Glucose intravenous infusions are usually isotonic solutions. In the body, however, glucose containing fluids can become extremely physiologically hypotonic due to rapid glucose metabolization (see section 4.2).
Depending on the tonicity of the solution, the volume and rate of infusion and depending on a patient's underlying clinical condition and capability to metabolize glucose, intravenous administration of glucose can cause electrolyte disturbances most importantly hypo- or hyperosmotic hyponatraemia.
Hyponatraemia:
Patients with non-osmotic vasopressin release (e.g. in acute illness, pain, post-operative stress, infections, burns, and CNS diseases), patients with heart-, liver- and kidney diseases and patients exposed to vasopressin agonists (see section 4.5) are at particular risk of acute hyponatraemia upon infusion of hypotonic fluids.
Acute hyponatraemia can lead to acute hyponatraemic encephalopathy (brain oedema) characterized by headache, nausea, seizures, lethargy and vomiting. Patients with brain oedema are at particular risk of severe, irreversible and life-threatening brain injury.
Children, women in the fertile age and patients with reduced cerebral compliance (e.g. meningitis, intracranial bleeding, and cerebral contusion) are at particular risk of the severe and life-threatening brain swelling caused by acute hyponatraemia.
Serum electrolytes, fluid and acid-base balance should be monitored.
Especially, adequate sodium and – in relation to glucose metabolism – potassium supply should be ensured.
In states of electrolyte deficiencies like hyponatraemia or hypokalaemia the solution must not be used without adequate electrolyte substitution.
In patients with disturbed glucose metabolism, as present e.g. in postoperative or posttraumatic conditions or in patients with diabetes mellitus, 5 % w/v Glucose Intravenous Infusion must be administered with caution, i.e. with frequent monitoring (see below), and dosage must be adapted as required.
States of hyperglycaemia should be adequately monitored and treated with insulin. The application of insulin causes additional shifts of potassium into the cells and may therefore cause or increase hypokalaemia.
Patient monitoring should include regular checks of the blood glucose level, serum electrolytes (especially potassium and sodium) and the acid-base and water balance.
This fluid should also be administered with great caution to patients with renal insufficiency.
Administration of glucose solutions is not recommended after acute ischaemic strokes as hyperglycaemia has been reported to worsen ischaemic brain damage and impair recovery. In prehospital management of acute ischemic stroke, glucose-containing solutions should be avoided unless hypoglycaemia is present or strongly suspected.

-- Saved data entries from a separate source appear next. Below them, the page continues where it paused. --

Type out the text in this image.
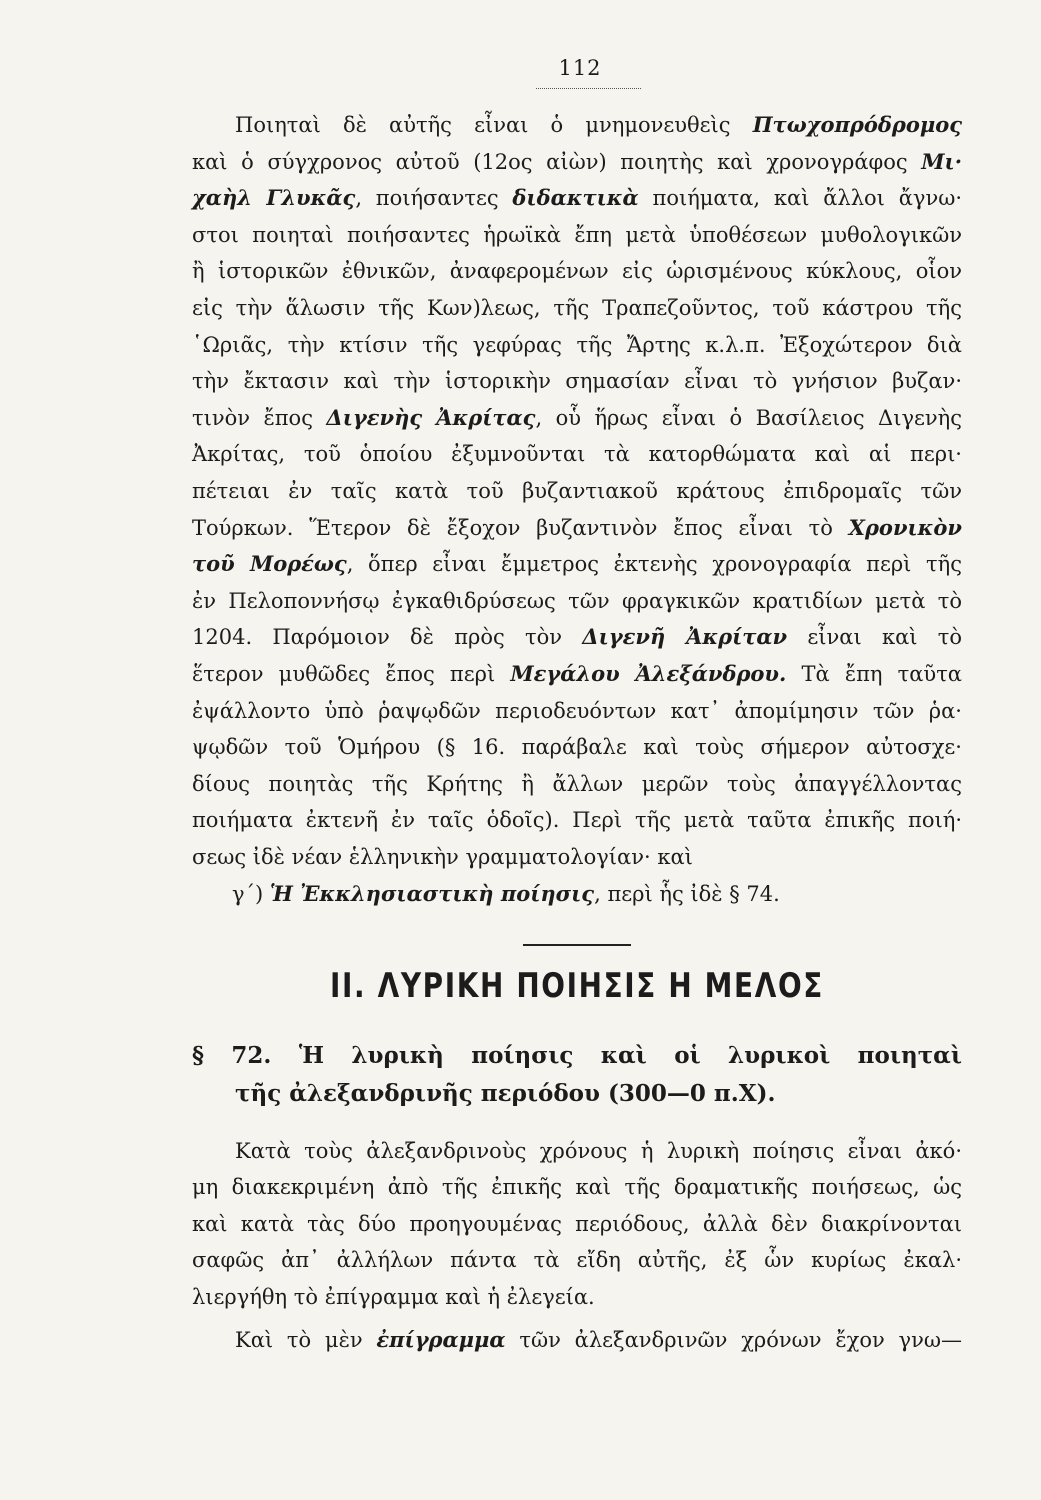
112
Ποιηταὶ δὲ αὐτῆς εἶναι ὁ μνημονευθεὶς Πτωχοπρόδρομος
καὶ ὁ σύγχρονος αὐτοῦ (12ος αἰὼν) ποιητὴς καὶ χρονογράφος Μι·
χαὴλ Γλυκᾶς, ποιήσαντες διδακτικὰ ποιήματα, καὶ ἄλλοι ἄγνω·
στοι ποιηταὶ ποιήσαντες ἡρωϊκὰ ἔπη μετὰ ὑποθέσεων μυθολογικῶν
ἢ ἱστορικῶν ἐθνικῶν, ἀναφερομένων εἰς ὡρισμένους κύκλους, οἷον
εἰς τὴν ἅλωσιν τῆς Κων)λεως, τῆς Τραπεζοῦντος, τοῦ κάστρου τῆς
῾Ωριᾶς, τὴν κτίσιν τῆς γεφύρας τῆς Ἄρτης κ.λ.π. Ἐξοχώτερον διὰ
τὴν ἔκτασιν καὶ τὴν ἱστορικὴν σημασίαν εἶναι τὸ γνήσιον βυζαν·
τινὸν ἔπος Διγενὴς Ἀκρίτας, οὗ ἥρως εἶναι ὁ Βασίλειος Διγενὴς
Ἀκρίτας, τοῦ ὁποίου ἐξυμνοῦνται τὰ κατορθώματα καὶ αἱ περι·
πέτειαι ἐν ταῖς κατὰ τοῦ βυζαντιακοῦ κράτους ἐπιδρομαῖς τῶν
Τούρκων. Ἕτερον δὲ ἔξοχον βυζαντινὸν ἔπος εἶναι τὸ Χρονικὸν
τοῦ Μορέως, ὅπερ εἶναι ἔμμετρος ἐκτενὴς χρονογραφία περὶ τῆς
ἐν Πελοποννήσῳ ἐγκαθιδρύσεως τῶν φραγκικῶν κρατιδίων μετὰ τὸ
1204. Παρόμοιον δὲ πρὸς τὸν Διγενῆ Ἀκρίταν εἶναι καὶ τὸ
ἕτερον μυθῶδες ἔπος περὶ Μεγάλου Ἀλεξάνδρου. Τὰ ἔπη ταῦτα
ἐψάλλοντο ὑπὸ ῥαψῳδῶν περιοδευόντων κατ᾽ ἀπομίμησιν τῶν ῥα·
ψῳδῶν τοῦ Ὁμήρου (§ 16. παράβαλε καὶ τοὺς σήμερον αὐτοσχε·
δίους ποιητὰς τῆς Κρήτης ἢ ἄλλων μερῶν τοὺς ἀπαγγέλλοντας
ποιήματα ἐκτενῆ ἐν ταῖς ὁδοῖς). Περὶ τῆς μετὰ ταῦτα ἐπικῆς ποιή·
σεως ἰδὲ νέαν ἑλληνικὴν γραμματολογίαν· καὶ
γ´) Ἡ Ἐκκλησιαστικὴ ποίησις, περὶ ἧς ἰδὲ § 74.
ΙΙ. ΛΥΡΙΚΗ ΠΟΙΗΣΙΣ Η ΜΕΛΟΣ
§ 72. Ἡ λυρικὴ ποίησις καὶ οἱ λυρικοὶ ποιηταὶ
τῆς ἀλεξανδρινῆς περιόδου (300—0 π.Χ).
Κατὰ τοὺς ἀλεξανδρινοὺς χρόνους ἡ λυρικὴ ποίησις εἶναι ἀκό·
μη διακεκριμένη ἀπὸ τῆς ἐπικῆς καὶ τῆς δραματικῆς ποιήσεως, ὡς
καὶ κατὰ τὰς δύο προηγουμένας περιόδους, ἀλλὰ δὲν διακρίνονται
σαφῶς ἀπ᾽ ἀλλήλων πάντα τὰ εἴδη αὐτῆς, ἐξ ὧν κυρίως ἐκαλ·
λιεργήθη τὸ ἐπίγραμμα καὶ ἡ ἐλεγεία.
Καὶ τὸ μὲν ἐπίγραμμα τῶν ἀλεξανδρινῶν χρόνων ἔχον γνω—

Glucose solutions should not be administered through the same infusion equipment, simultaneously, before, or after administration of blood, because of the possibility of pseudo-agglutination.
The infusion of hypotonic fluids such as 5 % w/v Glucose Intravenous Infusion together with the non-osmotic secretion of ADH (in pain, anxiety, the post-operative state, nausea, vomiting, pyrexia, sepsis, reduced circulating volume, respiratory disorders, CNS infections, and metabolic and endocrine disorders) may result in hyponatraemia. Hyponatraemia can lead to headache, nausea, seizures, lethargy, coma, cerebral oedema and death, therefore acute symptomatic hyponatraemia (e.g. hyponatraemic encephalopathy) is considered a medical emergency.
Paediatric population
Intravenous fluid therapy should be closely monitored in the paediatric population as they may have impaired ability to regulate fluids and electrolytes. Adequate hydration and urine flow must be ensured and careful monitoring of fluid balance, plasma and urinary electrolyte concentrations are mandatory.
Please note: The safety information of the additive provided by the respective manufacturer has to be taken into account.